On Tue, 29 May 2012, Don Lewis wrote:

> On 29 May, Bruce Evans wrote:
>> On Mon, 28 May 2012, Doug Barton wrote:
>>
>>> On 5/28/2012 10:01 AM, Alessio Focardi wrote:
>>>> So in my case I would have to use -b 4096 -f 512
>>>>
>>>> It's an improvement, but still is not ideal: still a big waste with 200 bytes files!
>>>
>>> Are all of the files exactly 200 bytes? If so that's likely the best you
>>> can do.
>>
>> It is easy to do better by using a file system that supports small block
>> sizes.  This might be slow, but it reduces the wastage.  Possible file
>> systems:
>
>> - it is easy to fix ffs to support a minimum block size of 512 (by
>>    reducing its gratuitous limit of MINBSIZE and fixing the few things
>>    that break:

I realized just after writing this that it doesn't save much space.

> That shouldn't be necessary, especially if you newfs with the "-o space"
> option to force the fragments for multiple files to be allocated out of
> the same block right from the start unstead of waiting to do this once
> the filesystem starts getting full.

But this may pessimize the allocation even further.  Even without -o space,
IIRC ffs likes to fill in fragments.  It does this even on nearly empty
file systems.  This tends to give backwards seeks, which drive caches
might not handle very well (FreeBSD caches don't even attempt to cache
nearby blocks in other files, so for packed small files FreeBSD depends
on driver caches for the i/o performance to not be too bad).  For example,
according to my version of prtblknos:

---
% fs_bsize = 8192
% fs_fsize = 1024
% 4:	lbn 0 blkno 41
% 5:	lbn 0 blkno 42-45
% 6:	lbn 0 blkno 64-71
% 7:	lbn 0 blkno 46

4: is the inode number of ".".  Its data is allocated in the single blkno
41.  These blknos are in ffs allocation units (fragments of size fs_fsize
= 1024).  Note that 41 is not a multiple of 8.  It is the second fragment
of the ffs block consisting of fragments with blkno's 40-47.  Blkno 40
is the first fragment of this block.  It is allocated somewhere in "..".

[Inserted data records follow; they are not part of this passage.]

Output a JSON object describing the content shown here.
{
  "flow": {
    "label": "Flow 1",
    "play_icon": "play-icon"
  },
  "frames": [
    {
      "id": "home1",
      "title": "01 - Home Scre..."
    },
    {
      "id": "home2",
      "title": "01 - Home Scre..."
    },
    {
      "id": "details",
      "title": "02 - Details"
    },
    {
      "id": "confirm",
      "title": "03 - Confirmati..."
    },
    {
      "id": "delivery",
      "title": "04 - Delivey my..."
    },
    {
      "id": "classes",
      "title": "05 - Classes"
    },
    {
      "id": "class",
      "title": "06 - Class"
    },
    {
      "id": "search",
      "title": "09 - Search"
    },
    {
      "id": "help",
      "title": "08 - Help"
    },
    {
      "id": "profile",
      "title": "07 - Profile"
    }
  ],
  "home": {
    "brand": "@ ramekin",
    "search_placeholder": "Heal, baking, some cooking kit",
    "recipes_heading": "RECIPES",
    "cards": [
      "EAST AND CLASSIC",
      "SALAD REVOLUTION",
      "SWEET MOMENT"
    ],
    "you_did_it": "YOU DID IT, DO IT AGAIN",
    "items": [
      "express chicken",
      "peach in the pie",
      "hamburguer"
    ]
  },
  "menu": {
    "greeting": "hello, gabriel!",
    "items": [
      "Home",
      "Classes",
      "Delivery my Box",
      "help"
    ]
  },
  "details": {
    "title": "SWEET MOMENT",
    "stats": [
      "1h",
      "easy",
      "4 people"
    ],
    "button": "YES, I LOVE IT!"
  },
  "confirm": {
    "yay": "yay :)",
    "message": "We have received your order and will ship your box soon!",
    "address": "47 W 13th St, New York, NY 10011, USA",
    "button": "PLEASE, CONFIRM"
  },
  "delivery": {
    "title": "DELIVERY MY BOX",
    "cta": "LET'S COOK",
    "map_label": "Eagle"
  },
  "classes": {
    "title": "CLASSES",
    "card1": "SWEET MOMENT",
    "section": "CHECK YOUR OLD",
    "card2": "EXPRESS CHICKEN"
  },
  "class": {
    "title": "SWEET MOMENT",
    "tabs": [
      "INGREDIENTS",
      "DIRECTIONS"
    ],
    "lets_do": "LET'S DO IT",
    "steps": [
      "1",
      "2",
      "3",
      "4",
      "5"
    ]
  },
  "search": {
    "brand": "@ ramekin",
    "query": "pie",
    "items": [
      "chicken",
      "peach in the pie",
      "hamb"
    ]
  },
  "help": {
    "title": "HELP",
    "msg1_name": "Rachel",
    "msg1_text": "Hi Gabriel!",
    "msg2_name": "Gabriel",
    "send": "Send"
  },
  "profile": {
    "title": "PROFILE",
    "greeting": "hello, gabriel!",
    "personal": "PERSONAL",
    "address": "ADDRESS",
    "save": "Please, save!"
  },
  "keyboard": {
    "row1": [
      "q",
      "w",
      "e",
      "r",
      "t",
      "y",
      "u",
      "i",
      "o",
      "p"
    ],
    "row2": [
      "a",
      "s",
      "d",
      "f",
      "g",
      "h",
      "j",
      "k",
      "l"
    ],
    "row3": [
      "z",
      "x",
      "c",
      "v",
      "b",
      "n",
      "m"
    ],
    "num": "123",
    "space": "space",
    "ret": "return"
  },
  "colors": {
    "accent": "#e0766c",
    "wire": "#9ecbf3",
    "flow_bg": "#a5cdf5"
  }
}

After creating ".", I created a 4K file.  This has inode 5, and is
allocated in the 4 fragments after blkno 41.

Then I created an 8K file.  This has inode 6.  Since its size is >= the
block size, it is allocated in the full ffs block consisting of the 8
fragments with blkno's 64-71.

Then I created a 512 byte file.  This has inode 7.  ffs "seeks back" and
allocates it in the next free fragment (#46) in the full block 40-47.
---

The backwards seeks are worst with mixtures of small and large files.
Then reading of a small file typically results in the drive reading all
nearby blocks but FreeBSD only reading 1 of these.  Then reading a large
file causes the blocks near the small file to be discarded from the
drive's cache.  Then reading a small file causes a seek back to near
the first small file and the drive reading all nearby blocks again,
an FreeBSD only reading 1 of these again...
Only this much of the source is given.